I prezzi del petrolio in
risalita (nonostante le oscillazioni) e il mancato raggiungimento del quorum
per il referendum
anti-trivelle non fermano la crisi nel settore Oil&Gas. Nei
giorni scorsi la Cgil di
Ravenna ha lanciato l’allarme: “Le tre big, Halliburton, Baker Hughes e Schlumberger hanno già
ridotto il personale di oltre il 50 per cento”. Proprio per quest’area il
segretario generale della Filctem-Cgil Emilio Miceli aveva definito un eventuale
‘Sì’ al referendum “un errore strategico” e tuttora la posizione non
cambia. “L’effetto negativo che avrebbe potuto generare il risultato della
consultazione sulle trivelle è stato scongiurato”, esordisce la Filctem-Cgil di
Ravenna nella stessa nota in cui però si menzionano 600 posti di lavoro persi
nell’area nell’ultimo anno. La questione degli eventuali
effetti del voto sull’occupazione aveva già spaccato i sindacati e ora, in
questo allarme, c’è chi legge una mancanza di coerenza. “Negli ultimi mesi
Ravenna è stata la capitale
della paura più che quella delle trivelle, perché i detrattori
del referendum hanno puntato molto sulle legittime preoccupazioni dei
lavoratori”, dice a ilfattoquotidiano.it
il segretario provinciale della Fiom Milco
Cassani. Che così commenta i timori della Filctem: “Prendiamo
atto che oggi si lancia un allarme
nel settore nonostante il quorum non sia stato raggiunto. La
verità è che si sono dette mezze verità sui rischi di licenziamenti di massa in
caso fosse passato il ‘sì’”.
L’ALLARME
DELLA FILCTEM-CGIL Di fatto a preoccupare la Filctem Cgil di Ravenna è “lo stato
di crisi internazionale
dell’intero comparto legato direttamente al prezzo del greggio”, nonostante negli ultimi
tempi sia risalito “a quotazioni che avrebbero dovuto già stimolare le oil company a ripartire
con gli investimenti”. Qual è invece la situazione? “Continua la completa stagnazione e la mancanza
di commesse che si ripercuote direttamente su tutte le aziende della filiera
della perforazione”, spiega il sindacato in una nota. “Le principali services
company multinazionali – commenta Alessandro
Mongiusti, della Filctem Cgil Ravenna e responsabile nazionale
di categoria per il comparto perforazione – hanno avviato piani di ristrutturazione
devastanti che vedono coinvolte anche le basi operative nel nostro Paese e
nella nostra città”. C’è possibilità di ripresa? Mongiusti ricorda che
“dopo 40 anni di attività di perforazione ininterrotta a Ravenna, a fine mese
si fermerà anche l’Atwood
Beacon, l’ultimo jack up attualmente operante”. Per non parlare
dei futuri piani operativi comunicati da Eni
per Ravenna. “Non vi sono operazioni in programma per tutto il 2016” dice il
sindacalista. Che prevede: “Se le operazioni non ripartono a breve termine,
quanto rimasto della forza lavoro dell’intero comparto subirà nei prossimi mesi
una decimazione
irrecuperabile”.
LA FIOM:
“BASTA CON LA DEMAGOGIA, SI PENSI AL FUTURO”

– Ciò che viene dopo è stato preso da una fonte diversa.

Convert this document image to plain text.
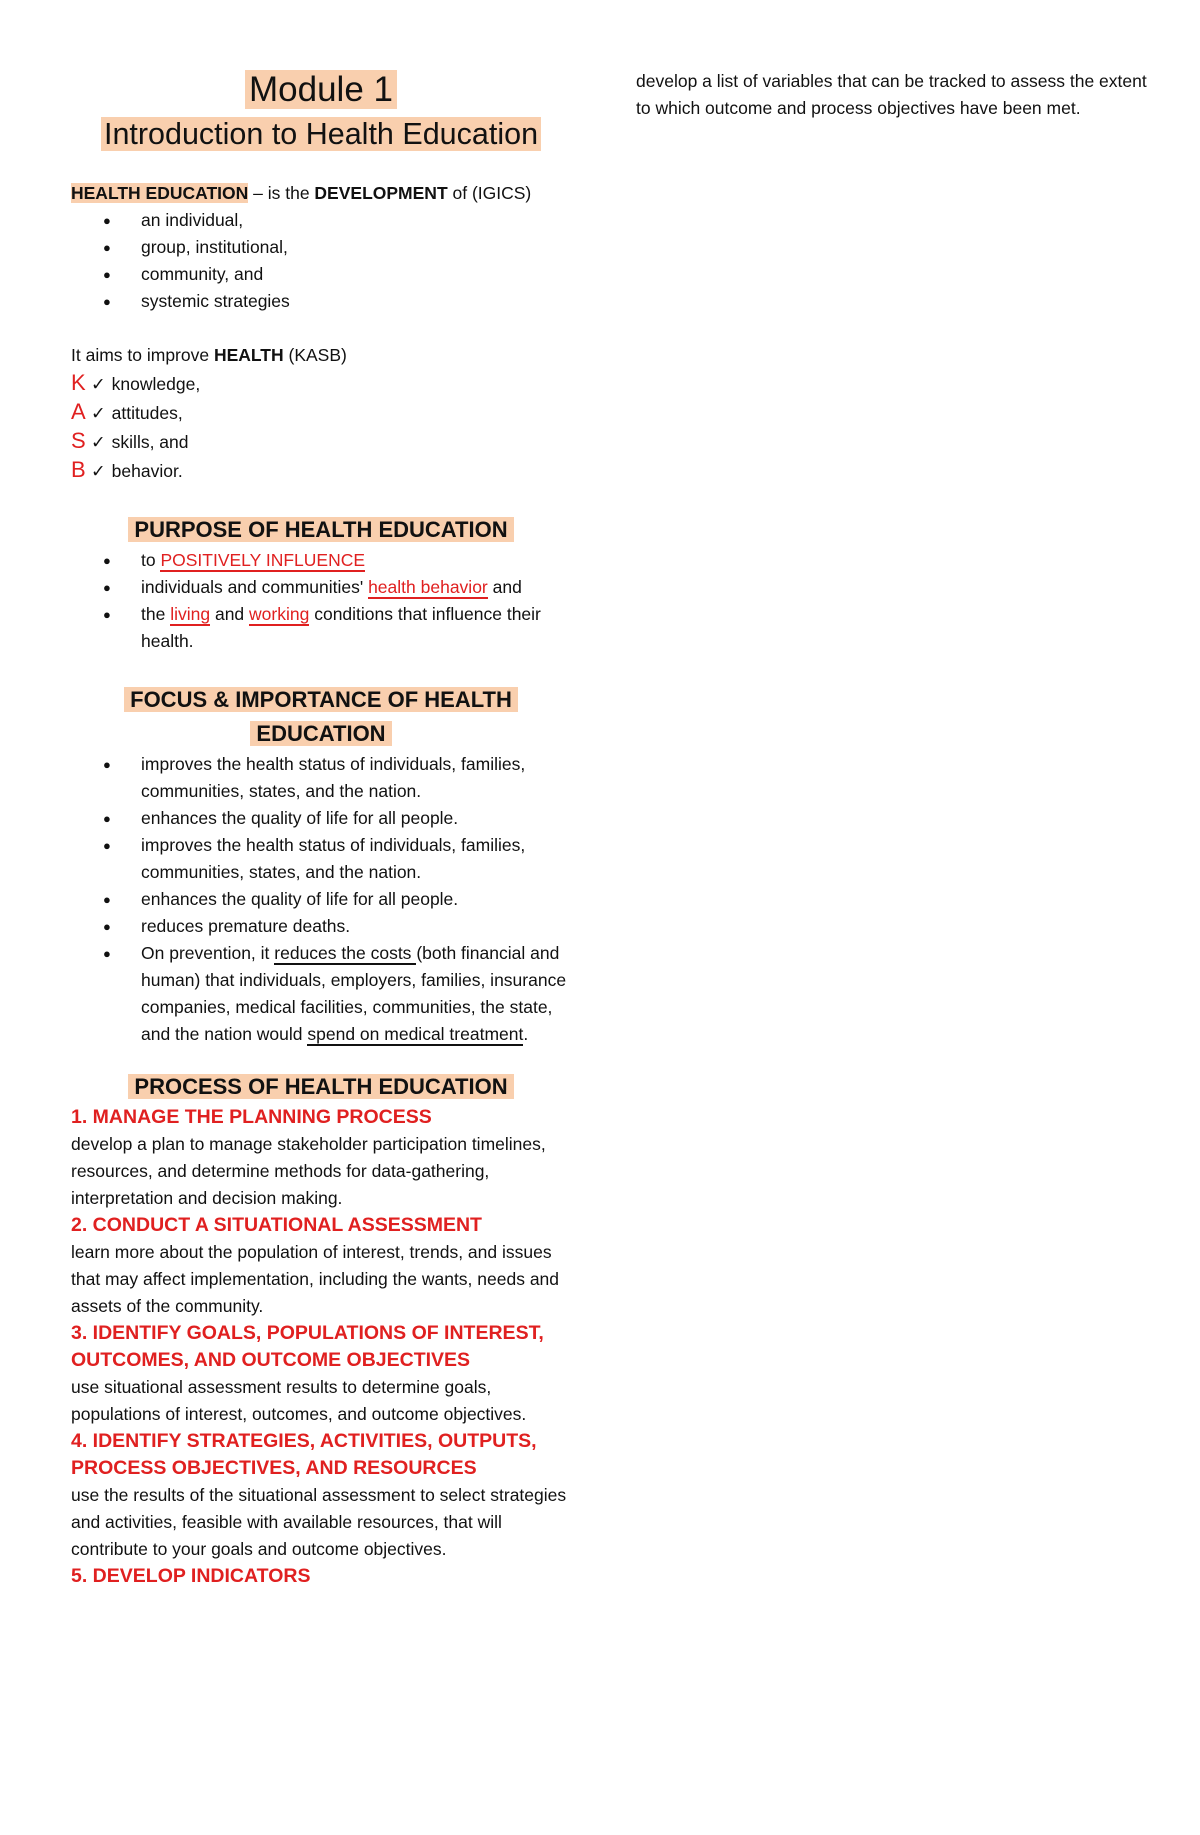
Module 1

Introduction to Health Education

HEALTH EDUCATION – is the DEVELOPMENT of (IGICS)
● an individual,
● group, institutional,
● community, and
● systemic strategies
It aims to improve HEALTH (KASB)
K ✓ knowledge,
A ✓ attitudes,
S ✓ skills, and
B ✓ behavior.
PURPOSE OF HEALTH EDUCATION
● to POSITIVELY INFLUENCE
● individuals and communities' health behavior and
● the living and working conditions that influence their health.
FOCUS & IMPORTANCE OF HEALTH
EDUCATION
● improves the health status of individuals, families, communities, states, and the nation.
● enhances the quality of life for all people.
● improves the health status of individuals, families, communities, states, and the nation.
● enhances the quality of life for all people.
● reduces premature deaths.
● On prevention, it reduces the costs (both financial and human) that individuals, employers, families, insurance companies, medical facilities, communities, the state, and the nation would spend on medical treatment.
PROCESS OF HEALTH EDUCATION
1. MANAGE THE PLANNING PROCESS
develop a plan to manage stakeholder participation timelines, resources, and determine methods for data-gathering, interpretation and decision making.
2. CONDUCT A SITUATIONAL ASSESSMENT
learn more about the population of interest, trends, and issues that may affect implementation, including the wants, needs and assets of the community.
3. IDENTIFY GOALS, POPULATIONS OF INTEREST, OUTCOMES, AND OUTCOME OBJECTIVES
use situational assessment results to determine goals, populations of interest, outcomes, and outcome objectives.
4. IDENTIFY STRATEGIES, ACTIVITIES, OUTPUTS, PROCESS OBJECTIVES, AND RESOURCES
use the results of the situational assessment to select strategies and activities, feasible with available resources, that will contribute to your goals and outcome objectives.
5. DEVELOP INDICATORS
develop a list of variables that can be tracked to assess the extent to which outcome and process objectives have been met.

A quasi due mesi dal referendum la Fiom ritiene quel voto un’occasione persa. “Ho sostenuto le ragioni del ‘sì’ e lo rifarei ancora perché i fatti di oggi dimostrano, qualora ce ne fosse bisogno, che la crisi c’era già, c’è e coinvolgerà sempre più le comunità se questo Paese non sarà in grado di affrontare una transazione”, spiega Cassani. Che, al di là di come sono andate le cose, ribadisce la necessità di cambiare la strategia energetica nazionale. “Adesso, forse, se ne può parlare con maggiore serenità, senza la demagogia che nei mesi scorsi ha portato solo divisioni”, dice il sindacalista, ricordando che “se si parla di occupazione, bisogna essere onesti e chiarire che non è questa l’occupazione del futuro, come non lo è abbandonare tutto domani mattina, perché è necessario un periodo di transizione, che un ‘sì’ al referendum avrebbe comunque garantito dato che non c’è (come alcuni hanno sostenuto) una parte del Paese composta da irresponsabili”. Ma cosa comporta e quanto può durare questa transizione? “Altro che aumento delle estrazioni come il Governo vorrebbe, dobbiamo muoverci con interventi di riduzione al consumo di idrocarburi e di investimento sul risparmio energetico. Ci possono volere tra i 15-20 anni e va bene così – spiega Cassani – perché non possiamo più compromettere le condizioni di vita anche per le nuove generazioni. Il futuro non siamo noi, ma i figli dei nostri figli”. Il ruolo delle multinazionali, però, è importante. Anche nella fase di passaggio. “Le aziende sono in crisi da tempo – dice il segretario provinciale della Fiom – e queste scelte le avrebbero fatte comunque, al di là del risultato del referendum. Per questo ritengo sia importante non demonizzare la mobilitazione per la consultazione creando alibi alle multinazionali, che noi dobbiamo invece richiamare alla responsabilità sociale”.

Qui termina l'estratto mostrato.